Hugo is an open-source static site generator written in Go that’s optimized for speed, ease of use, and flexibility. Hugo is designed for creating blogs, documentation sites, and other types of websites quickly and efficiently.

You’re using Hugo to host your blog or website. Because of Hugo’s file structure, your articles are located in /content/posts and your images are located in /static/images as shown in the following example:

├── archetypes/
├── content/
|   └── posts/
├── resources/
├── static/
|   └── images/
├── themes/

Hugo renders the images in your articles correctly using ![alt text](/images/my-image.jpg). The links to the images are broken when you attempt to use the preview feature in any markdown editor. This problem is due to your markdown editor being unaware that image paths in Hugo are relative to the static directory. Hugo knows /images is under the static directory, while your markdown editor is looking for /images under the root of your Hugo site.


The most simplistic way to solve this problem without requiring any other configuration changes is to create a symbolic link so your images are available in both locations without having to maintain two copies.

A symbolic or soft link is a link or pointer to the original file or directory, whereas a hard link is a copy of the original file or directory.

Launch PowerShell elevated as an admin and navigate to the root of your Hugo site:

Set-Location -Path <root-of-hugo-site>

Create a symbolic link. Specify images as the value for the Path parameter. This is the name of the symbolic link. Specify the relative path to your images directory as the value for the Target parameter.

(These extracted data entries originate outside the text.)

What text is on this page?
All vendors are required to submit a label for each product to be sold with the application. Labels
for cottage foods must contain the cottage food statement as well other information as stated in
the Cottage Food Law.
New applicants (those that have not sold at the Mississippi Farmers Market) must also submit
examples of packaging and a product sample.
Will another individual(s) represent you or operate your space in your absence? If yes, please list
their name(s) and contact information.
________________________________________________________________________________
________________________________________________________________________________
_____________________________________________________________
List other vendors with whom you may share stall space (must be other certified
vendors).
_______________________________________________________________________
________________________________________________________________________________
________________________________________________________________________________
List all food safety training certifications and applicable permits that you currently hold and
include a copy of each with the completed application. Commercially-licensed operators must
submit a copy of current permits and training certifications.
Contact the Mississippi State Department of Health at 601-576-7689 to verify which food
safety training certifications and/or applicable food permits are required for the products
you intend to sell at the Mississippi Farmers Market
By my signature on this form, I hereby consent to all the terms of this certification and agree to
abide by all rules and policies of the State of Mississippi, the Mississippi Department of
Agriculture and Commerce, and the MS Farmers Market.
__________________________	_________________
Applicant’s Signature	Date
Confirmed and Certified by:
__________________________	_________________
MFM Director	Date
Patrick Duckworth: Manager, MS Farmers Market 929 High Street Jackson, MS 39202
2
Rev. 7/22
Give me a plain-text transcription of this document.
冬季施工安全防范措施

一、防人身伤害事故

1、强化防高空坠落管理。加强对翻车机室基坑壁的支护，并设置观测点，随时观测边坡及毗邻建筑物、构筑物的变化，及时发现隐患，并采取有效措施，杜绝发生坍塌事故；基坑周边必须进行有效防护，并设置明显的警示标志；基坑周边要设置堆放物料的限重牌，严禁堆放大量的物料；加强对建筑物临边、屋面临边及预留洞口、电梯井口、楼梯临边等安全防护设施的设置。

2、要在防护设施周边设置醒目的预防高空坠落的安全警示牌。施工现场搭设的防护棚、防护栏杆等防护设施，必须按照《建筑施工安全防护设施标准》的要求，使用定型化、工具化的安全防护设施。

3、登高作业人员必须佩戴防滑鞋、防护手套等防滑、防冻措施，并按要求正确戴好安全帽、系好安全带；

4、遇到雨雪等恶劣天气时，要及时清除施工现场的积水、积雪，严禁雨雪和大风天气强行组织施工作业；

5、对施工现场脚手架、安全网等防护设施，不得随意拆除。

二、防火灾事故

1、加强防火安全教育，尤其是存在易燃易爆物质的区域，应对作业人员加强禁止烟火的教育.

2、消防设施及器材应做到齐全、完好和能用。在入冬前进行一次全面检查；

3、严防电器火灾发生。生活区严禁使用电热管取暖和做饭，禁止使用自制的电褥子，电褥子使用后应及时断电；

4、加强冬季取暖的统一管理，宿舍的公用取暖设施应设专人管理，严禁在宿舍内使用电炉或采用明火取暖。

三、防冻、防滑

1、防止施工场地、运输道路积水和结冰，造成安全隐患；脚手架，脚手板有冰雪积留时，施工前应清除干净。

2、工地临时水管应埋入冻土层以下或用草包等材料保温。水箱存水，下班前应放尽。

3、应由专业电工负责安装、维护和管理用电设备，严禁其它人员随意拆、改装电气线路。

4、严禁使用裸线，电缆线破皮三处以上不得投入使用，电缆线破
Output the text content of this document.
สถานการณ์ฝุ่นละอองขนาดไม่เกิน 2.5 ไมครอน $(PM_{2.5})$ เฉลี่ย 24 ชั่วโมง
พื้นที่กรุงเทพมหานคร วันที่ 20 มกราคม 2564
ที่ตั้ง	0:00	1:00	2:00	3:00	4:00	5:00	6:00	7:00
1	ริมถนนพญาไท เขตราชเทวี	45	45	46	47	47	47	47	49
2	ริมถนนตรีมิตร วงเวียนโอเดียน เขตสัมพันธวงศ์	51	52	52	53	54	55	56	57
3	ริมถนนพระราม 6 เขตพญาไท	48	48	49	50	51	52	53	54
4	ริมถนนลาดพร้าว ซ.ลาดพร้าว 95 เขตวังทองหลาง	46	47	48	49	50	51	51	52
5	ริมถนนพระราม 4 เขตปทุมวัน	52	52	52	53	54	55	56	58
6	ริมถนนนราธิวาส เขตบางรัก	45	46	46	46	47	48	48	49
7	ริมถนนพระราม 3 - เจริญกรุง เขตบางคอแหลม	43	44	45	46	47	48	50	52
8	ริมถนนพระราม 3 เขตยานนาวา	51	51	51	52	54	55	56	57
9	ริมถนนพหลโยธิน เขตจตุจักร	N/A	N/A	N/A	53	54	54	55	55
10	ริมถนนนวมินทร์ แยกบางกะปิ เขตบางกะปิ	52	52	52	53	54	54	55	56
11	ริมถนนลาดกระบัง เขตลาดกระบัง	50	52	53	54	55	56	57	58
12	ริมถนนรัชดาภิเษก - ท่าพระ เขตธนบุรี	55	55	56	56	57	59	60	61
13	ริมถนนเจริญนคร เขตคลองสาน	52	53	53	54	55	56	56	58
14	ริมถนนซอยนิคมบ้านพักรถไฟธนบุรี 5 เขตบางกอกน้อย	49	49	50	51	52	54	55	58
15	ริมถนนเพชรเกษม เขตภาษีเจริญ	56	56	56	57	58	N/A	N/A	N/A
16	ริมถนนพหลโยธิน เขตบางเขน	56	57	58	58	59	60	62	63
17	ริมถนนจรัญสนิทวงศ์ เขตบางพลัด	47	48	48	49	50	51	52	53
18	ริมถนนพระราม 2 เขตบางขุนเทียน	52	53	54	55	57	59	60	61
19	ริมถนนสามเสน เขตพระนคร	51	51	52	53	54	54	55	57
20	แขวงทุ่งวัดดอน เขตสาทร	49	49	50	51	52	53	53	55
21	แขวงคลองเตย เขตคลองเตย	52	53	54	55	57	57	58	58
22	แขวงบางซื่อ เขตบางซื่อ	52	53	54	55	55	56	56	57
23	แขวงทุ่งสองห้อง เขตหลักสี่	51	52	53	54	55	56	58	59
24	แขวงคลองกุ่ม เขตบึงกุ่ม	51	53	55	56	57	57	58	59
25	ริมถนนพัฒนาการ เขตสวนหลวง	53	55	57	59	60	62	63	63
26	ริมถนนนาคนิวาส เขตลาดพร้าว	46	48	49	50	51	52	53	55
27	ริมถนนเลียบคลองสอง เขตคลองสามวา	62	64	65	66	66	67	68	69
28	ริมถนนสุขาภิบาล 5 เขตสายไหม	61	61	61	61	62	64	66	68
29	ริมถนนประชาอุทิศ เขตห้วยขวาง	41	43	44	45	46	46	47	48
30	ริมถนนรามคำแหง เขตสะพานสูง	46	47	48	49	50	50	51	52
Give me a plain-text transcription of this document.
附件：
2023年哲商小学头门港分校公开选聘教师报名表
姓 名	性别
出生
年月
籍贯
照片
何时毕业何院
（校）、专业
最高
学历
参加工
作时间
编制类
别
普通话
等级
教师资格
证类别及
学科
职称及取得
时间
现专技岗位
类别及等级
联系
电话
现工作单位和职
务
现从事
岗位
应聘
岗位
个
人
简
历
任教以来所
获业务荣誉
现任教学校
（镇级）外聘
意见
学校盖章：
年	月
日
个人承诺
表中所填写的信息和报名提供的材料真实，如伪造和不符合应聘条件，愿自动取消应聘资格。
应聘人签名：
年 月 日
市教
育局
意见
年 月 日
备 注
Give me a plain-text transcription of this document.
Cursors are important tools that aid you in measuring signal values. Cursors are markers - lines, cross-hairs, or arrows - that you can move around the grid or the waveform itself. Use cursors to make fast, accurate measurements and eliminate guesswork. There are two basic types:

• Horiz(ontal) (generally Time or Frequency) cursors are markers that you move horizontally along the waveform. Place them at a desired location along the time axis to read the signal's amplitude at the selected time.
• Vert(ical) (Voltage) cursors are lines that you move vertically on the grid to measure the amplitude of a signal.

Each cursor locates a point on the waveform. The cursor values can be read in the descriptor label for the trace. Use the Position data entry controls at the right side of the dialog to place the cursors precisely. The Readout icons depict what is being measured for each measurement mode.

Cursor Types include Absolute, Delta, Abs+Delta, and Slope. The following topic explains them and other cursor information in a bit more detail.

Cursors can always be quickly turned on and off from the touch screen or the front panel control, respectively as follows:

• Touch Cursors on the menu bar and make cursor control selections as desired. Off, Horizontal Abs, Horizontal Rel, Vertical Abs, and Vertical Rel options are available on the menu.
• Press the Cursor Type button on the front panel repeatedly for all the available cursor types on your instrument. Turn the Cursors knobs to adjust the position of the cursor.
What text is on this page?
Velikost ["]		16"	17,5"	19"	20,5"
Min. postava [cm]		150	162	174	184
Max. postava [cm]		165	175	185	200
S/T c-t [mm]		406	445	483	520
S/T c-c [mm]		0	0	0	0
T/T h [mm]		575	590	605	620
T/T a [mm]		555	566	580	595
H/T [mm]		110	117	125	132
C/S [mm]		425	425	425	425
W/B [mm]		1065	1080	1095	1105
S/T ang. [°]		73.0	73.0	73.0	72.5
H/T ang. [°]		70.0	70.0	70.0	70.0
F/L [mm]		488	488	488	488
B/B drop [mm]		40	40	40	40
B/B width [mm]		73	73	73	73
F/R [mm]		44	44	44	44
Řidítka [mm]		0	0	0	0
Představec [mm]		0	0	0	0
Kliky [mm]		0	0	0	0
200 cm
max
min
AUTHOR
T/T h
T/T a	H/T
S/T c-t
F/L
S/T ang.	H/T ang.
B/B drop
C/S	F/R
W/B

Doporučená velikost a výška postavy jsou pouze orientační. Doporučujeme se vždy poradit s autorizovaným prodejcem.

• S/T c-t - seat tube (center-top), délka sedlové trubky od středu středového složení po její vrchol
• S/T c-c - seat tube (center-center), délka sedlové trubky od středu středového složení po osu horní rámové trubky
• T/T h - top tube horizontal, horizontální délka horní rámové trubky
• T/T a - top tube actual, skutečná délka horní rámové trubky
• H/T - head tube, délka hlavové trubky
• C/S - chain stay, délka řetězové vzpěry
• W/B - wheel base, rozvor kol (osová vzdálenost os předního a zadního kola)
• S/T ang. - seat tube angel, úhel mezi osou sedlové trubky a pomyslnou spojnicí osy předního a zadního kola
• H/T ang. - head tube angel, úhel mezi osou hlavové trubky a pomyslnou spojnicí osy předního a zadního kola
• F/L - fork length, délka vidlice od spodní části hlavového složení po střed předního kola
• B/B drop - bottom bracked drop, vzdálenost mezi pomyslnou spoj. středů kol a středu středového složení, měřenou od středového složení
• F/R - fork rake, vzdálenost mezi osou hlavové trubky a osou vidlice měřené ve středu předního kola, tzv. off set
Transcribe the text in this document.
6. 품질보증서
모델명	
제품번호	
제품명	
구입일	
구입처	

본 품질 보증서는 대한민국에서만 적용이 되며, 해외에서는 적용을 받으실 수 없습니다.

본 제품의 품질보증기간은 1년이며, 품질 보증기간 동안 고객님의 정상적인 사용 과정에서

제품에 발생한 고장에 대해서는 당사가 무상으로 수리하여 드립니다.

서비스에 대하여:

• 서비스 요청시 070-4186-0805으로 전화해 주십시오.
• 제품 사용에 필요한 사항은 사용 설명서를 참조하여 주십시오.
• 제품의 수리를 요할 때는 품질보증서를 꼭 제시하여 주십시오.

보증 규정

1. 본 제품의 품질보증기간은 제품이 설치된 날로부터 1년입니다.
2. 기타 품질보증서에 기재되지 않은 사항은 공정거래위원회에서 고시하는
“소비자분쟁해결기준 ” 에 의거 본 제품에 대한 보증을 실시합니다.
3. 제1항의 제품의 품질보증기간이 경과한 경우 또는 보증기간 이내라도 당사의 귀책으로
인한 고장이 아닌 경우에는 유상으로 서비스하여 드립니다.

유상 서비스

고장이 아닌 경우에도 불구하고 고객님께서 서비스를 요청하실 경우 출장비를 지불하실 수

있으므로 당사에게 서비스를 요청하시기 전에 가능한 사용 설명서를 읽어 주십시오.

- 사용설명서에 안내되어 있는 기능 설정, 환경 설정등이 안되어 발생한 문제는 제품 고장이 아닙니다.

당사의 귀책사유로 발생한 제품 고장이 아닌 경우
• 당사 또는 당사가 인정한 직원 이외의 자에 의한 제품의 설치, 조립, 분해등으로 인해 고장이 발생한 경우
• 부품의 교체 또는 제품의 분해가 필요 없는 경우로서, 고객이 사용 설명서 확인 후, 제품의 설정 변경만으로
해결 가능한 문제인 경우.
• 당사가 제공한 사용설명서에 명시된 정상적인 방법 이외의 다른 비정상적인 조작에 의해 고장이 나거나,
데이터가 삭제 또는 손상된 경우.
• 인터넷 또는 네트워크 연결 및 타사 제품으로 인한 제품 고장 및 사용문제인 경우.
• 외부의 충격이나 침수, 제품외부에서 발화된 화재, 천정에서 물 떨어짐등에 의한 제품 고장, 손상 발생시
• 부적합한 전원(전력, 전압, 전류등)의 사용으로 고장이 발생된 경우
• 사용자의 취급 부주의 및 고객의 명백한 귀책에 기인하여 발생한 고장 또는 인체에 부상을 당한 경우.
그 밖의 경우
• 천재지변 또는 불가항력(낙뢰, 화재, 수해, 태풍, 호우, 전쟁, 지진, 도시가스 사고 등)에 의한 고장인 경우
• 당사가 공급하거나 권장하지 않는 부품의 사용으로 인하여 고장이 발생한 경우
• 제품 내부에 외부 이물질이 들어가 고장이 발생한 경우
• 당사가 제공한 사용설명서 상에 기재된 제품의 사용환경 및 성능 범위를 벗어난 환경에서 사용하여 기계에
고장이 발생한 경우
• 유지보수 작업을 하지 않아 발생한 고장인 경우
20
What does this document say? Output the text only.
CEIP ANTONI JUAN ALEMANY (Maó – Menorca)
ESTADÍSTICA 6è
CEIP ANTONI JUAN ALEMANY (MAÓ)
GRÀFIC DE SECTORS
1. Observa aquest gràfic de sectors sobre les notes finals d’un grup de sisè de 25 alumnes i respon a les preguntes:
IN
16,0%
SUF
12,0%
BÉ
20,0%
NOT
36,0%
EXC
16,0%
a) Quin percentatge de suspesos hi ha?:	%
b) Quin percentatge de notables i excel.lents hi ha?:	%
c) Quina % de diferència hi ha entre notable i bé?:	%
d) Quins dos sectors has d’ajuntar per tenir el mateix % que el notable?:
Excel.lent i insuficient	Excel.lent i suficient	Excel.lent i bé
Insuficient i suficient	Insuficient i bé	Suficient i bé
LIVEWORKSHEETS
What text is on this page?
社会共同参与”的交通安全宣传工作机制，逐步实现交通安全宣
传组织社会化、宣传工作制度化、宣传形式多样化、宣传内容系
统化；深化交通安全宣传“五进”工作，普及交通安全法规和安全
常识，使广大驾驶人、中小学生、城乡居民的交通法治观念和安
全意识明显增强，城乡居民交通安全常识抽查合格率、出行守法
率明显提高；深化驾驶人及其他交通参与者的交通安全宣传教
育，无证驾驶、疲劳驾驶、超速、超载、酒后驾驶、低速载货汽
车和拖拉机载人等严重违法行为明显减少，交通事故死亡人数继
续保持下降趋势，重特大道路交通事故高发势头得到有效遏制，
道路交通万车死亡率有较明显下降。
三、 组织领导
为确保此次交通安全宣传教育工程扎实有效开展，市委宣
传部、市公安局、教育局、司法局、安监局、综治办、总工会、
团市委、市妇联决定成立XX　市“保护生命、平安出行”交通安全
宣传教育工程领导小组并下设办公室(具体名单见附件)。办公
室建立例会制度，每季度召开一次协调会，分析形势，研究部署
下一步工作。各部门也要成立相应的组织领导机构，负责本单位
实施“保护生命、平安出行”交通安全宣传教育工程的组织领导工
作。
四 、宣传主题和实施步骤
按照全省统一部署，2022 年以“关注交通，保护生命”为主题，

Using a relative path allows the symbolic link to work cross-platform.

New-Item -ItemType SymbolicLink -Path images -Target .\static\images


You could also use the mklink command on Windows from an elevated instance of cmd.exe to create the symbolic link.

mklink /D images .\static\images


After creating the symbolic link, the images are displayed correctly when using the preview feature of your markdown editor:


Happy blogging!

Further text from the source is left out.